At first, I wrote the email as a cathartic exercise in venting. Then, I realized that it would probably not hurt to actually send it. I had a panel (Bubba and my business partner) review the text for any instances of inappropriateness or personal attacks. It passed the critique after some minor editing. And I read this email approximately 86 times in the past day.
Then I sent it.
Now I have sender's remorse. Not so much because I feel so bad about what it said - because it was ALL true and VERY professionally stated. No, I feel a little twinge of guilt about sending a strongly worded email because the email might "hurt his feelings" and "what's he going to think?"
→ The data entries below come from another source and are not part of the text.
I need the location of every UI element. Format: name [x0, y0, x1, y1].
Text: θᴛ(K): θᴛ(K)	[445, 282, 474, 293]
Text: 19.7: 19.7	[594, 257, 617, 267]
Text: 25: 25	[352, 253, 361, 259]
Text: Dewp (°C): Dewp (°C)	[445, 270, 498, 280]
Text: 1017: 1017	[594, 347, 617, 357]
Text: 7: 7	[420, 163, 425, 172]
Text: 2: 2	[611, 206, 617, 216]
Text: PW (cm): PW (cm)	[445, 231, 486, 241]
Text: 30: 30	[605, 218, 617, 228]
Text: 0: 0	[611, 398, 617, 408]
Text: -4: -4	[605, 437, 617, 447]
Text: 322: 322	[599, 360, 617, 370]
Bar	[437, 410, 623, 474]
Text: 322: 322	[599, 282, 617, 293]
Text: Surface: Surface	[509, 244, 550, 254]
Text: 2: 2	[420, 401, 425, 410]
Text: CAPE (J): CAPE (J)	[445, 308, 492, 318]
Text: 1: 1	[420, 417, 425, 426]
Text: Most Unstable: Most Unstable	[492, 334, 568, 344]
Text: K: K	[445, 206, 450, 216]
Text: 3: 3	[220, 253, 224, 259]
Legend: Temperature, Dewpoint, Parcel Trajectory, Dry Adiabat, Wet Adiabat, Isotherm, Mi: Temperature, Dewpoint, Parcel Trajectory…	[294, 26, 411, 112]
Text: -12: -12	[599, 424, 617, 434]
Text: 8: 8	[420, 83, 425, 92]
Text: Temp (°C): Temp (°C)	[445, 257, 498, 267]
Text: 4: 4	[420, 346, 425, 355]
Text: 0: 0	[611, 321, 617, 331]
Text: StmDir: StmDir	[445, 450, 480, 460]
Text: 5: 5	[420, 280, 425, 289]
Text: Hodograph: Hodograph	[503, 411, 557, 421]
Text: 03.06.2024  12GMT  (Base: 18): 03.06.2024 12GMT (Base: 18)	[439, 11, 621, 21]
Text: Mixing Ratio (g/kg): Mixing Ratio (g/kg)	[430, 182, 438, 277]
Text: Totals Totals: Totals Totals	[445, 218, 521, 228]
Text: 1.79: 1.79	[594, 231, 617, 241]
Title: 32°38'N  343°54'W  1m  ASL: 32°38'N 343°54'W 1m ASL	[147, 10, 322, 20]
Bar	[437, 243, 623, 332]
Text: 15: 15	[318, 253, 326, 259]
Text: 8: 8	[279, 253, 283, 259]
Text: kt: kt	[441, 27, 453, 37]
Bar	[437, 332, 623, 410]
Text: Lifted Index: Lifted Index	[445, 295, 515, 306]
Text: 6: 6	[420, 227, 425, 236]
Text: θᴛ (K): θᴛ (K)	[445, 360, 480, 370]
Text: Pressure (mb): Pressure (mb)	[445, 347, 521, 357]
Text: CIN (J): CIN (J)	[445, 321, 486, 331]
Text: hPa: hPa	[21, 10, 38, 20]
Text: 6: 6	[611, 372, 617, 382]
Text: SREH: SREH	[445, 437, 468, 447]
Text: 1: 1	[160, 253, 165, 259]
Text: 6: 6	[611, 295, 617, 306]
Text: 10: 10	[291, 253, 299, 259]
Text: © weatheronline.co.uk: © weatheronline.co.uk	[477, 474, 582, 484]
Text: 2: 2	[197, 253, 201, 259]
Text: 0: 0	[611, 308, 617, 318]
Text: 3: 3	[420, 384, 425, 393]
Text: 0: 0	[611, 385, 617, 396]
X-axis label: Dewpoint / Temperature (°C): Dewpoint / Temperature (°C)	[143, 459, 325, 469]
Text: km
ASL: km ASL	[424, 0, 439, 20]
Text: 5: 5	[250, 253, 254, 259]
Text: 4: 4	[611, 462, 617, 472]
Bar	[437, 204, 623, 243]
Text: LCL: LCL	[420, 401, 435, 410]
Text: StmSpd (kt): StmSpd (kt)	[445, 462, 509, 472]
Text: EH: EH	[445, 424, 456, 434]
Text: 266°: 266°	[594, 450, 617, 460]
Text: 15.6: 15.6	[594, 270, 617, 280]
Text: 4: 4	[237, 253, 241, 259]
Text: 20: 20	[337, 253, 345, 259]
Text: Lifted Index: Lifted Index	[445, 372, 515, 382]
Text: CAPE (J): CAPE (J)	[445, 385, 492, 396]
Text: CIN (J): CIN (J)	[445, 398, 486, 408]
HOW SCREWY IS THAT??? When I think about this person, his FEELINGS are about the furthest thing from my mind as I mentally scroll through all of the bad words one can use to label another human being in order to choose the appropriate one to adequately describe this Clown. So after feelings of "well, I sent it.....heh, heh" I tell myself "I was justified! I don't care what this Clown thinks! Everything I wrote was true!"
I think my feelings of badness and stress boil down to "what kind of reaction should I be prepared for?" I don't really like surprises in anything, much less not having the upper hand in a stressful professional situation. So I sit and stew and think about "well, if he reacts this way, I can say" or "if he thinks this, I can point out"... And dream up a thousand scenarios.
But also, I feel like this reaction of mine is a very female reaction to reprimanding someone in a professional setting. Like we have to apologize for having power or for wanting to change someone's behavior that is inappropriate. It's reminiscent of Maggie's post on how a lot of us are "nice girls" and do what we're told and don't rock the boat but also don't recognize our worth.
Well, I sent the email and it was FABULOUSLY written, and I can only wait and see what his reaction is - I'm not responsible for that part.